The Sideways State of Screens

In the late 90’s and early 2000s, DVDs took off. DVDs, the successor to the CD in the same physical dimensions and capable of holding many more gigabytes of data, soon became commonplace and expected. Every computer started shipping with a DVD-rom drive. At the same time, operating systems started to support DVD playback. To match this, computer monitors started shipping in widescreen to support video at native dimensions. Today, every laptop, desktop, and external monitor is in landscape orientation.

And it’s absolutely terrible.

I’m going to go out on a limb and guess that 98% of what anyone and everyone does on a screen consists of two things: reading and writing. I watch movies and TV shows on my laptop fairly often, but it nowhere near matches the time that I’m working with documents, reading, or writing. And for working with documents and reading, a taller screen is far, far better.

Look at the iPhone. All models up to the iPhone 5 had a 3.5 diagonal screen. The 5 increased this to a 4 inch screen by adding rows of pixels at the top and bottom. This means more content on screen and less scrolling down lists. I honestly think that computer screens should be re-worked in that way to significantly boost productivity and reduce scrolling.

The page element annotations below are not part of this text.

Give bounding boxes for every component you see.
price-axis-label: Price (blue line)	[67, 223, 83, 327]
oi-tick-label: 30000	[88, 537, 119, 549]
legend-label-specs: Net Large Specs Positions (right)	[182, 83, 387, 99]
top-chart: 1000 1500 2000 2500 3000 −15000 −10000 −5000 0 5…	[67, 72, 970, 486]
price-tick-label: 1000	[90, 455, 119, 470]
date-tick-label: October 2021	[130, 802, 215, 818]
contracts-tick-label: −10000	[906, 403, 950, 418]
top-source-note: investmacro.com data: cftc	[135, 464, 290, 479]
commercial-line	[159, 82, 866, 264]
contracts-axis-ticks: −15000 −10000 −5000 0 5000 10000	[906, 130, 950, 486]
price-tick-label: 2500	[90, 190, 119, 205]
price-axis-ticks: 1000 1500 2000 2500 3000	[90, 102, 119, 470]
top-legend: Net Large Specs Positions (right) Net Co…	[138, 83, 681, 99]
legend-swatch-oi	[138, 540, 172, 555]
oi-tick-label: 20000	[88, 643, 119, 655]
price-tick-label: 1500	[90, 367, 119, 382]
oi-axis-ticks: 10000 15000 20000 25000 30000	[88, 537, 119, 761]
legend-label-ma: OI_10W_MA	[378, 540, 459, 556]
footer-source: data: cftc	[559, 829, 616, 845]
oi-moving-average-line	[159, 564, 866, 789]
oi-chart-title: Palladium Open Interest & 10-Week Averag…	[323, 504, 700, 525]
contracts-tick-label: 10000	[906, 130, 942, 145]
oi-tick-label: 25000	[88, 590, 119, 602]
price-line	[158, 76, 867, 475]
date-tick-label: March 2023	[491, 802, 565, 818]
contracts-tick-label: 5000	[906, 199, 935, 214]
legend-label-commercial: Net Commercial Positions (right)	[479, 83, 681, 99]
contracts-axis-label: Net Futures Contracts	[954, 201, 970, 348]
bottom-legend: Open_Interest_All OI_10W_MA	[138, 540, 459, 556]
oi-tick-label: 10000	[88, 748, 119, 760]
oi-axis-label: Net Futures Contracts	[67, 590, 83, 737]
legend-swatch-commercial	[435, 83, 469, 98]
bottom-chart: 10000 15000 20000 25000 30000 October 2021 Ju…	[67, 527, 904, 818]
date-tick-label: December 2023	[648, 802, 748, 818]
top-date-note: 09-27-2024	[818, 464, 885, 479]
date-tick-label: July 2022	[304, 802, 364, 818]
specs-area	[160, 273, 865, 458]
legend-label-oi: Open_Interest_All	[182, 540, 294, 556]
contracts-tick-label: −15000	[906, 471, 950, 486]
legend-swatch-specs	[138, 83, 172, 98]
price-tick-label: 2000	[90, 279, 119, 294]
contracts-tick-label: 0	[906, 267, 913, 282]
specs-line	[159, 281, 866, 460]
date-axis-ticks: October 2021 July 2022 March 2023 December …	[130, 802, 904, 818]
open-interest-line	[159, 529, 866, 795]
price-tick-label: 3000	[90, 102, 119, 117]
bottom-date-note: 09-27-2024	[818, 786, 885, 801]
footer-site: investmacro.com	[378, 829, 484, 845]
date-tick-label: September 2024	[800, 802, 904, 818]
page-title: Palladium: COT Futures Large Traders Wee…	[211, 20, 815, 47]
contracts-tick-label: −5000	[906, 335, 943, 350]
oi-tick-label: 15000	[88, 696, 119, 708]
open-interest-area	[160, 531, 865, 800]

At my office, I have access to a perfectly square screen, and I absolutely love it.

Here’s what’s available on my widescreen 13.3-inch MacBook:

This is a view that I and many others are accustomed to on their laptop screens.

This is a view that I and many others are accustomed to on their laptop screens.

Compare that to the use of the square external screen in iTunes:

Notice the big difference on usable space: there's more vertical space, and no horizontal space sacrificed.

Notice the big difference on usable space: there’s more vertical space, and no horizontal space sacrificed.

That added space is real. That’s useful. That’s awesome. I use iTunes constantly—not just every once in a while. There are 10 more useful rows of content there, and no need to scroll (notice the lack of scrollbar, compared to the first photo). iTunes isn’t the only application that benefits here. Word Processors, browsers, anything that requires you to scroll (which, I’ll bet, is 95%+ of the applications you use) benefits.

I lament that computer manufacturers moved away from screens with a 1:1 or smaller ratio. I would personally love either a 1:1 screen or something akin to 9:16 that rotated depending on the kind of content that was shown, not unlike our current phones.

I say write all of this to say, if you’re in the market for an external screen, or you get the opportunity to work on a square screen, don’t be afraid. It is conducive to a more productive environment, and allows you to see a lot more of content that you work with all the time, as opposed to video sometimes. Your scrolling hand will thank you.